Маму они не нашли и в Америку не уехали. По прошествии нескольких лет он женился на женщине из Израиля, которая воспитывала детей, как родных. Когда они болели, спешила их вылечить. Еще шесть лет назад и до того он и словом не обмолвился о событиях времен войны. В его комнате Белла нашла как-то книгу воспоминаний жителей польского местечка и в ней между страницами — объявления, вырезанные из газет, сообщавшие о местах проведения встреч для поминовения. Дети никогда не спрашивали его, что с ним происходило все те годы, в течение которых их ноги передвигались среди свиного помета на польской ферме. Словно все дали обет заставить себя вычеркнуть из памяти те события. Когда его жена умерла, спустя годы после рождения уже его внуков, он отказался жить один или в домах детей. Ушел и заботился о себе самостоятельно в комнате дома престарелых. Субботы и праздники проводил с детьми, приезжая и возвращаясь на автобусе, отказываясь от предложений отвезти его. Он всегда оживленно и ерничая говорил об экономическом положении, о России и Америке, о новостях, про которые читал в газете. А о войне — как будто это была часть его, уснувшая на те годы, — не упоминал ни словом.

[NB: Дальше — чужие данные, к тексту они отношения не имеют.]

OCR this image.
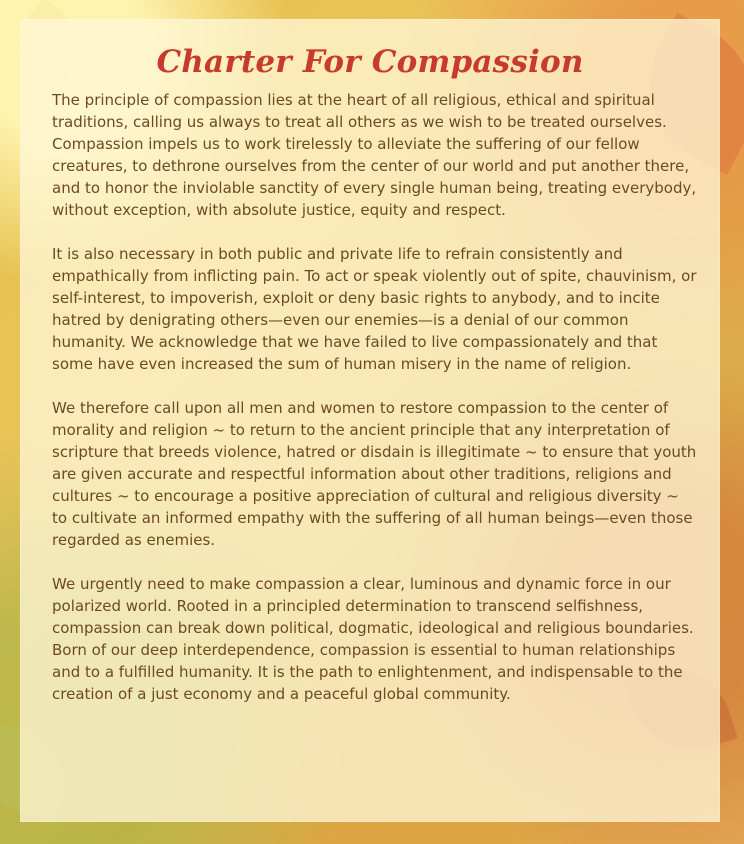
Charter For Compassion

The principle of compassion lies at the heart of all religious, ethical and spiritual traditions, calling us always to treat all others as we wish to be treated ourselves. Compassion impels us to work tirelessly to alleviate the suffering of our fellow creatures, to dethrone ourselves from the center of our world and put another there, and to honor the inviolable sanctity of every single human being, treating everybody, without exception, with absolute justice, equity and respect.

It is also necessary in both public and private life to refrain consistently and empathically from inflicting pain. To act or speak violently out of spite, chauvinism, or self-interest, to impoverish, exploit or deny basic rights to anybody, and to incite hatred by denigrating others—even our enemies—is a denial of our common humanity. We acknowledge that we have failed to live compassionately and that some have even increased the sum of human misery in the name of religion.

We therefore call upon all men and women to restore compassion to the center of morality and religion ~ to return to the ancient principle that any interpretation of scripture that breeds violence, hatred or disdain is illegitimate ~ to ensure that youth are given accurate and respectful information about other traditions, religions and cultures ~ to encourage a positive appreciation of cultural and religious diversity ~ to cultivate an informed empathy with the suffering of all human beings—even those regarded as enemies.

We urgently need to make compassion a clear, luminous and dynamic force in our polarized world. Rooted in a principled determination to transcend selfishness, compassion can break down political, dogmatic, ideological and religious boundaries. Born of our deep interdependence, compassion is essential to human relationships and to a fulfilled humanity. It is the path to enlightenment, and indispensable to the creation of a just economy and a peaceful global community.
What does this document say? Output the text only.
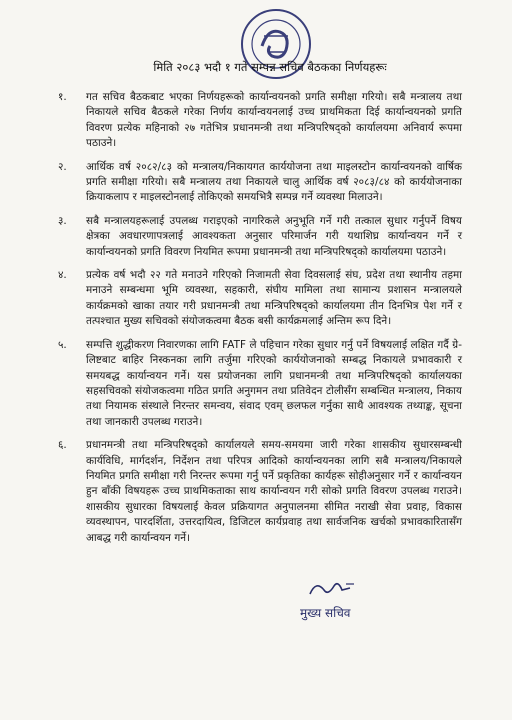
मिति २०८३ भदौ १ गते सम्पन्न सचिव बैठकका निर्णयहरूः
१.	गत सचिव बैठकबाट भएका निर्णयहरूको कार्यान्वयनको प्रगति समीक्षा गरियो। सबै मन्त्रालय तथा निकायले सचिव बैठकले गरेका निर्णय कार्यान्वयनलाई उच्च प्राथमिकता दिई कार्यान्वयनको प्रगति विवरण प्रत्येक महिनाको २७ गतेभित्र प्रधानमन्त्री तथा मन्त्रिपरिषद्को कार्यालयमा अनिवार्य रूपमा पठाउने।
२.	आर्थिक वर्ष २०८२/८३ को मन्त्रालय/निकायगत कार्ययोजना तथा माइलस्टोन कार्यान्वयनको वार्षिक प्रगति समीक्षा गरियो। सबै मन्त्रालय तथा निकायले चालु आर्थिक वर्ष २०८३/८४ को कार्ययोजनाका क्रियाकलाप र माइलस्टोनलाई तोकिएको समयभित्रै सम्पन्न गर्ने व्यवस्था मिलाउने।
३.	सबै मन्त्रालयहरूलाई उपलब्ध गराइएको नागरिकले अनुभूति गर्ने गरी तत्काल सुधार गर्नुपर्ने विषय क्षेत्रका अवधारणापत्रलाई आवश्यकता अनुसार परिमार्जन गरी यथाशिघ्र कार्यान्वयन गर्ने र कार्यान्वयनको प्रगति विवरण नियमित रूपमा प्रधानमन्त्री तथा मन्त्रिपरिषद्को कार्यालयमा पठाउने।
४.	प्रत्येक वर्ष भदौ २२ गते मनाउने गरिएको निजामती सेवा दिवसलाई संघ, प्रदेश तथा स्थानीय तहमा मनाउने सम्बन्धमा भूमि व्यवस्था, सहकारी, संघीय मामिला तथा सामान्य प्रशासन मन्त्रालयले कार्यक्रमको खाका तयार गरी प्रधानमन्त्री तथा मन्त्रिपरिषद्को कार्यालयमा तीन दिनभित्र पेश गर्ने र तत्पश्चात मुख्य सचिवको संयोजकत्वमा बैठक बसी कार्यक्रमलाई अन्तिम रूप दिने।
५.	सम्पत्ति शुद्धीकरण निवारणका लागि FATF ले पहिचान गरेका सुधार गर्नु पर्ने विषयलाई लक्षित गर्दै ग्रे-लिष्टबाट बाहिर निस्कनका लागि तर्जुमा गरिएको कार्ययोजनाको सम्बद्ध निकायले प्रभावकारी र समयबद्ध कार्यान्वयन गर्ने। यस प्रयोजनका लागि प्रधानमन्त्री तथा मन्त्रिपरिषद्को कार्यालयका सहसचिवको संयोजकत्वमा गठित प्रगति अनुगमन तथा प्रतिवेदन टोलीसँग सम्बन्धित मन्त्रालय, निकाय तथा नियामक संस्थाले निरन्तर समन्वय, संवाद एवम् छलफल गर्नुका साथै आवश्यक तथ्याङ्क, सूचना तथा जानकारी उपलब्ध गराउने।
६.	प्रधानमन्त्री तथा मन्त्रिपरिषद्को कार्यालयले समय-समयमा जारी गरेका शासकीय सुधारसम्बन्धी कार्यविधि, मार्गदर्शन, निर्देशन तथा परिपत्र आदिको कार्यान्वयनका लागि सबै मन्त्रालय/निकायले नियमित प्रगति समीक्षा गरी निरन्तर रूपमा गर्नु पर्ने प्रकृतिका कार्यहरू सोहीअनुसार गर्ने र कार्यान्वयन हुन बाँकी विषयहरू उच्च प्राथमिकताका साथ कार्यान्वयन गरी सोको प्रगति विवरण उपलब्ध गराउने। शासकीय सुधारका विषयलाई केवल प्रक्रियागत अनुपालनमा सीमित नराखी सेवा प्रवाह, विकास व्यवस्थापन, पारदर्शिता, उत्तरदायित्व, डिजिटल कार्यप्रवाह तथा सार्वजनिक खर्चको प्रभावकारितासँग आबद्ध गरी कार्यान्वयन गर्ने।
मुख्य सचिव
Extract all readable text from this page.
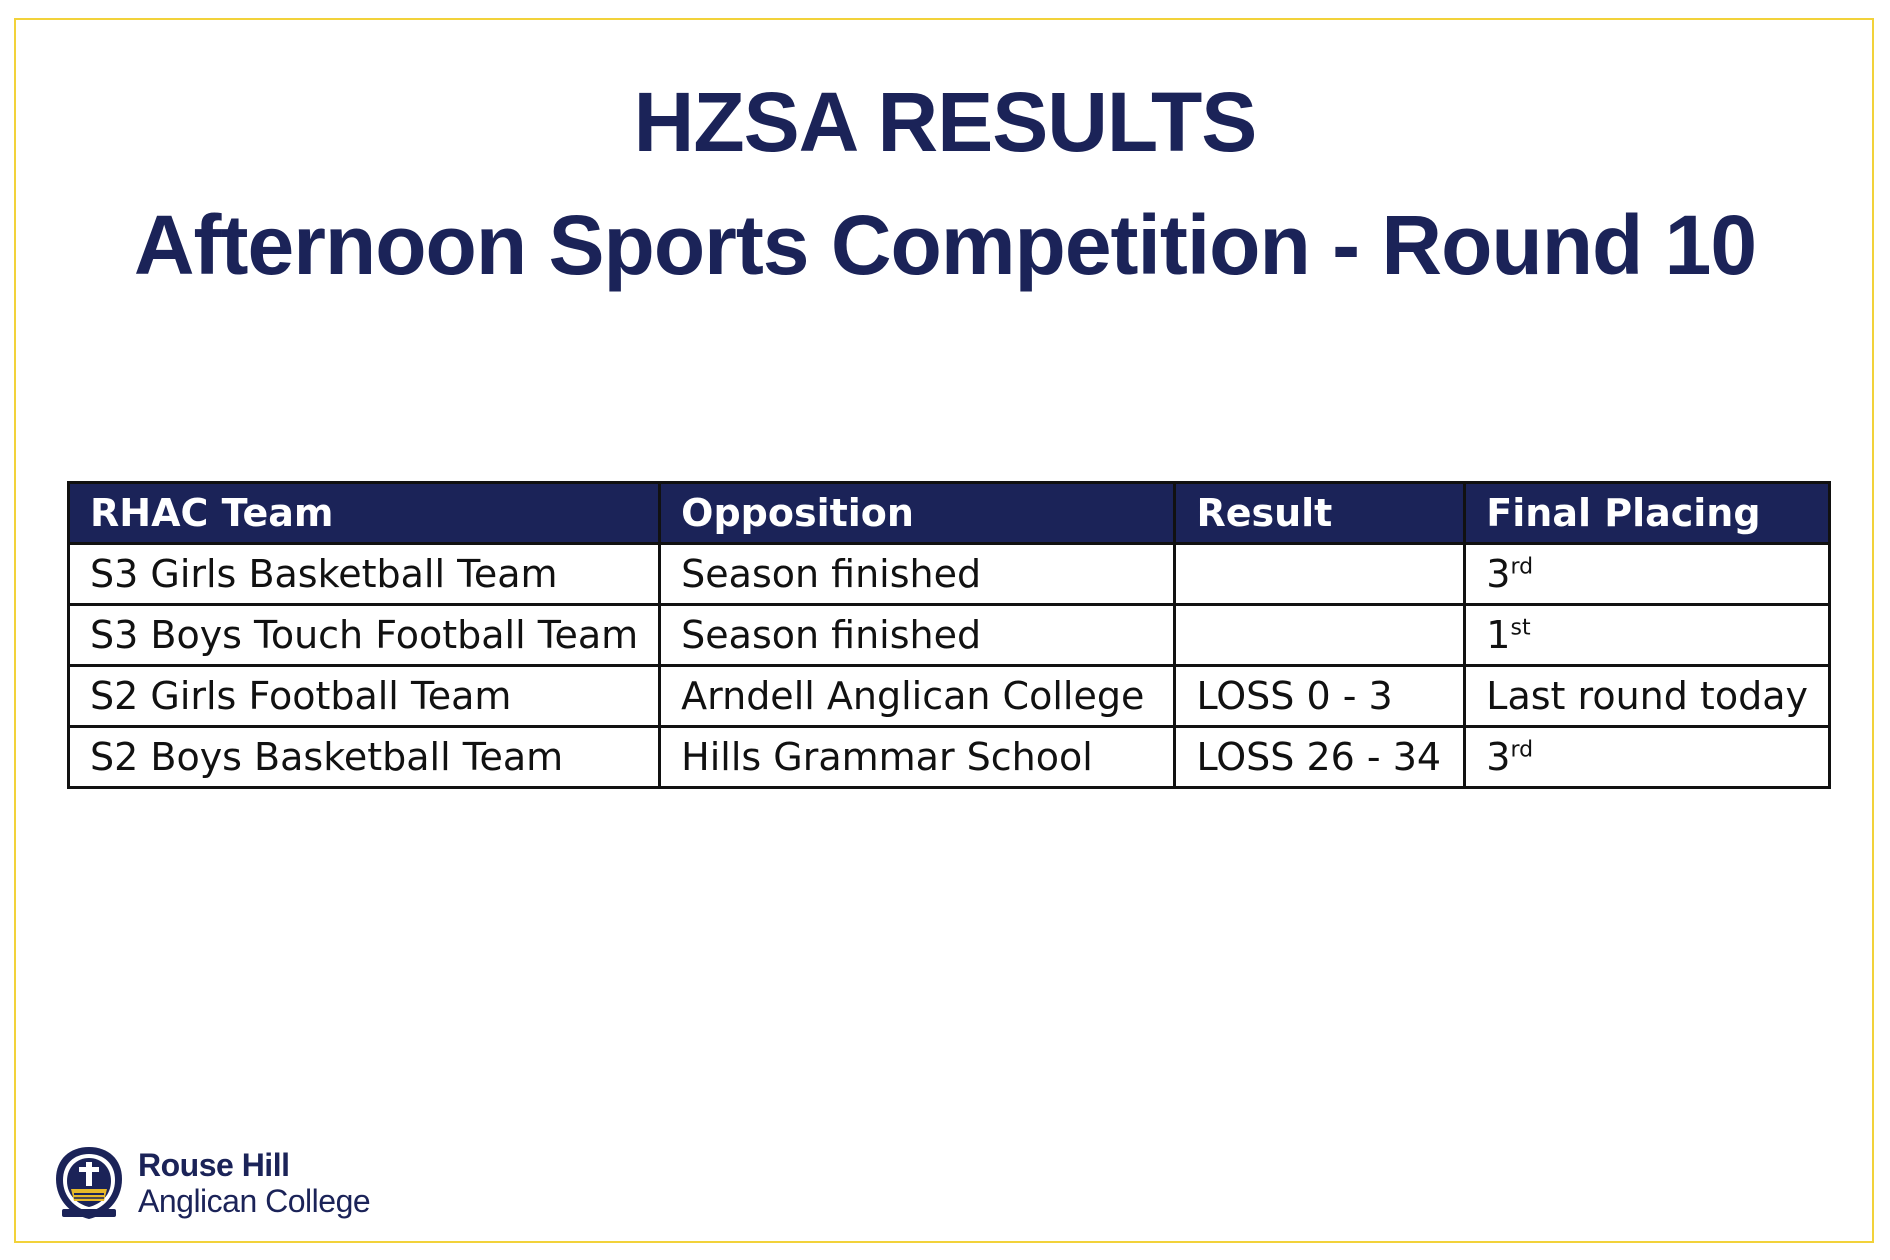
HZSA RESULTS
Afternoon Sports Competition - Round 10
RHAC Team	Opposition	Result	Final Placing
S3 Girls Basketball Team	Season finished		3rd
S3 Boys Touch Football Team	Season finished		1st
S2 Girls Football Team	Arndell Anglican College	LOSS 0 - 3	Last round today
S2 Boys Basketball Team	Hills Grammar School	LOSS 26 - 34	3rd
Rouse Hill
Anglican College
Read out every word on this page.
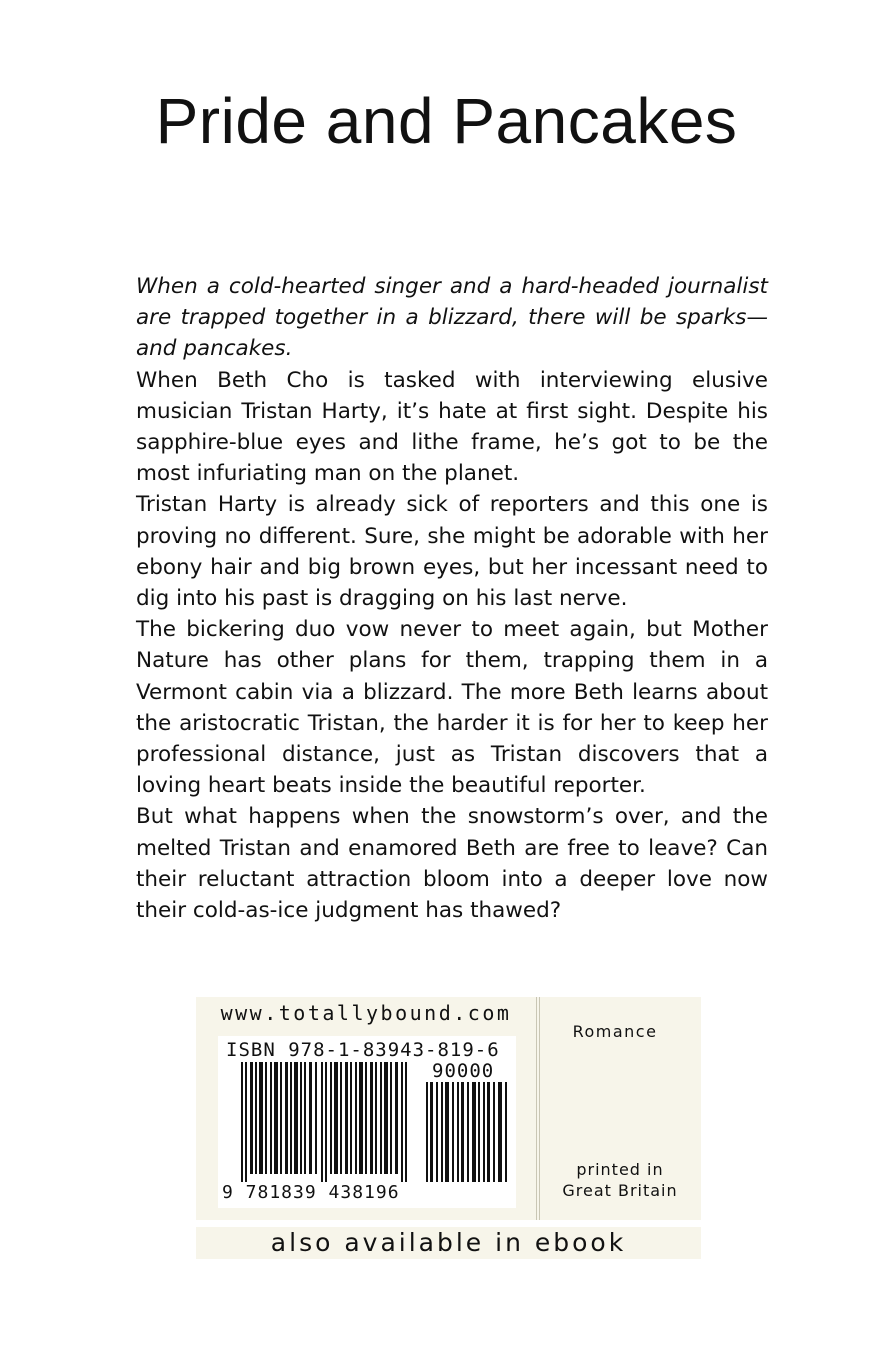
Pride and Pancakes

When a cold-hearted singer and a hard-headed journalist are trapped together in a blizzard, there will be sparks—and pancakes.

When Beth Cho is tasked with interviewing elusive musician Tristan Harty, it’s hate at first sight. Despite his sapphire-blue eyes and lithe frame, he’s got to be the most infuriating man on the planet.

Tristan Harty is already sick of reporters and this one is proving no different. Sure, she might be adorable with her ebony hair and big brown eyes, but her incessant need to dig into his past is dragging on his last nerve.

The bickering duo vow never to meet again, but Mother Nature has other plans for them, trapping them in a Vermont cabin via a blizzard. The more Beth learns about the aristocratic Tristan, the harder it is for her to keep her professional distance, just as Tristan discovers that a loving heart beats inside the beautiful reporter.

But what happens when the snowstorm’s over, and the melted Tristan and enamored Beth are free to leave? Can their reluctant attraction bloom into a deeper love now their cold-as-ice judgment has thawed?

www.totallybound.com
ISBN 978-1-83943-819-6
90000
9 781839 438196
Romance
printed in
Great Britain
also available in ebook
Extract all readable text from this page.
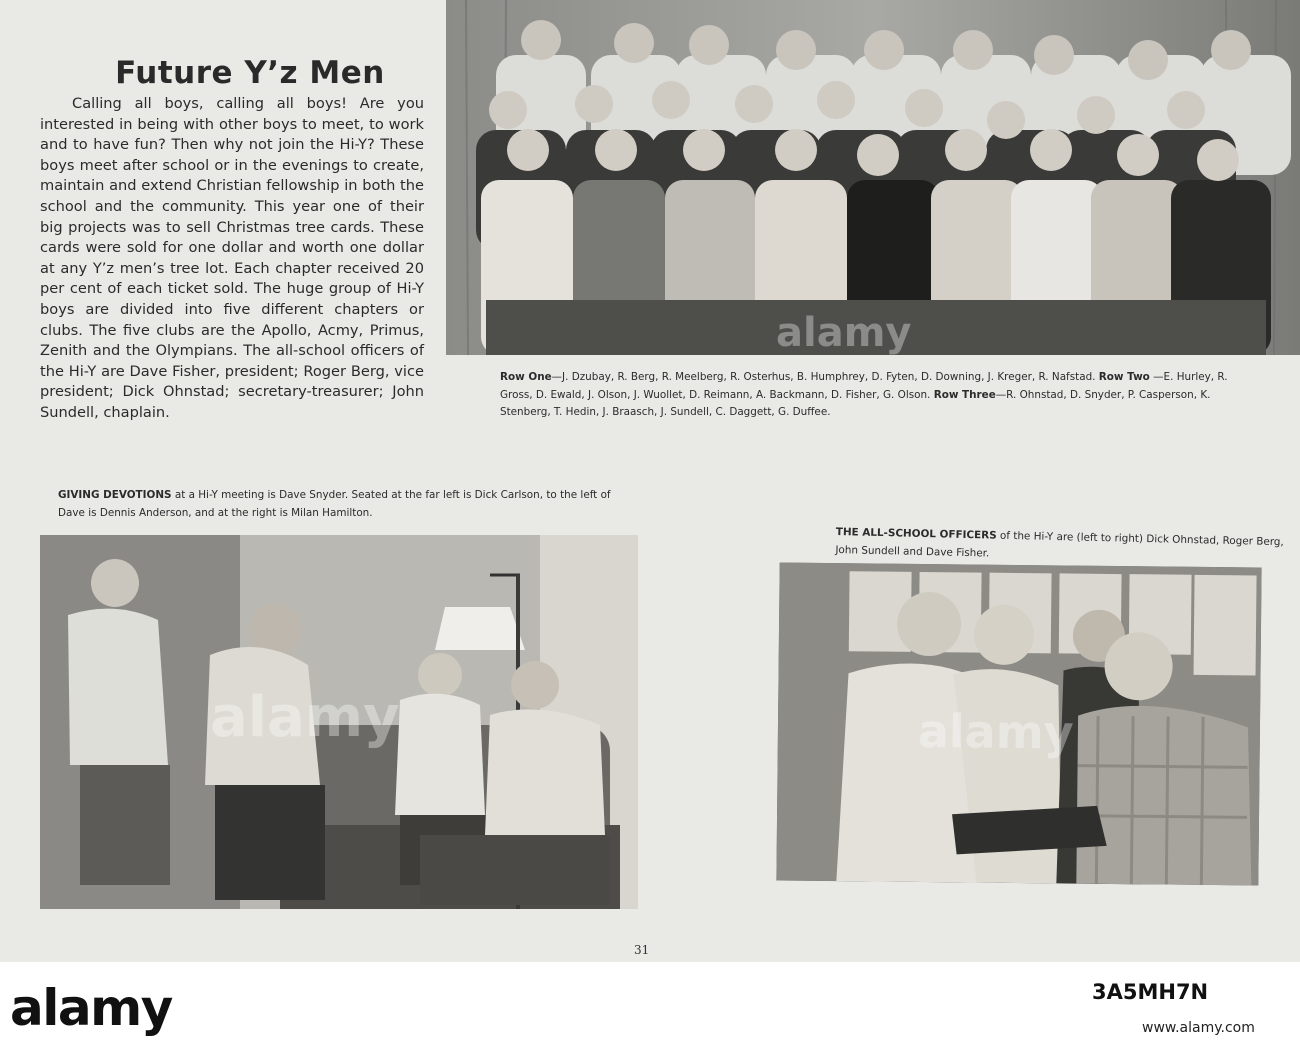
Future Y’z Men
Calling all boys, calling all boys! Are you interested in being with other boys to meet, to work and to have fun? Then why not join the Hi-Y? These boys meet after school or in the evenings to create, maintain and extend Christian fellowship in both the school and the community. This year one of their big projects was to sell Christmas tree cards. These cards were sold for one dollar and worth one dollar at any Y’z men’s tree lot. Each chapter received 20 per cent of each ticket sold. The huge group of Hi-Y boys are divided into five different chapters or clubs. The five clubs are the Apollo, Acmy, Primus, Zenith and the Olympians. The all-school officers of the Hi-Y are Dave Fisher, president; Roger Berg, vice president; Dick Ohnstad; secretary-treasurer; John Sundell, chaplain.
alamy
Row One—J. Dzubay, R. Berg, R. Meelberg, R. Osterhus, B. Humphrey, D. Fyten, D. Downing, J. Kreger, R. Nafstad. Row Two —E. Hurley, R. Gross, D. Ewald, J. Olson, J. Wuollet, D. Reimann, A. Backmann, D. Fisher, G. Olson. Row Three—R. Ohnstad, D. Snyder, P. Casperson, K. Stenberg, T. Hedin, J. Braasch, J. Sundell, C. Daggett, G. Duffee.
GIVING DEVOTIONS at a Hi-Y meeting is Dave Snyder. Seated at the far left is Dick Carlson, to the left of Dave is Dennis Anderson, and at the right is Milan Hamilton.
alamy
THE ALL-SCHOOL OFFICERS of the Hi-Y are (left to right) Dick Ohnstad, Roger Berg, John Sundell and Dave Fisher.
alamy
31
alamy	3A5MH7N
www.alamy.com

«Шесть лет назад, — подумала Белла, — у него произошел перелом.» Праздничные столы, заставленные мясом и рыбой, тарелочками с рубленой печенью и глазированной морковью, компотом из чернослива, подействовали на него, как зашифрованный язык, как дверь, скрывавшая воспоминания о той войне, и все, что было тщательно запрятано, находилось в забвении в течение десятков лет, неудержимо прорвалось наружу. Это началось в праздничный вечер рош-а-шана[19]. Перед обильно заставленным столом все подняли рюмки, и Мордехай, брат Беллы, сказал:
— Ну, папа, скажи какой-нибудь тост, чтобы у нас был хороший год.
Старик немного побледнел, уже почувствовав, что в нем что-то переворачивается, поднял свою рюмку под направленными на него в ожидании взглядами и сказал на идише:
— Чтобы у нас был хороший новый год. Год мира и семьи. И множество хороших трапез. Я хочу вам рассказать кое-что, и это как раз удачно, что мы все вместе и наши дети тоже слушают. Во время войны я четыре года не ел мяса. Мы уже превратились в скелеты. Были видны все кости тела до единой. Тогда пошли слухи, что приближаются американцы. Немцы занервничали, а у нас стало еще меньше еды. Когда мы увидели побежавшего немца, мы выхватили у него из-за ремня колбасу, Шлойме Берманский и я. Я понюхал, и у меня началась рвота, а Шлойме набросился на нее, как свинья. Он съел всю колбасу; спустя полчаса глаза у него вылезли из орбит, и он упал замертво, прежде чем подошли солдаты.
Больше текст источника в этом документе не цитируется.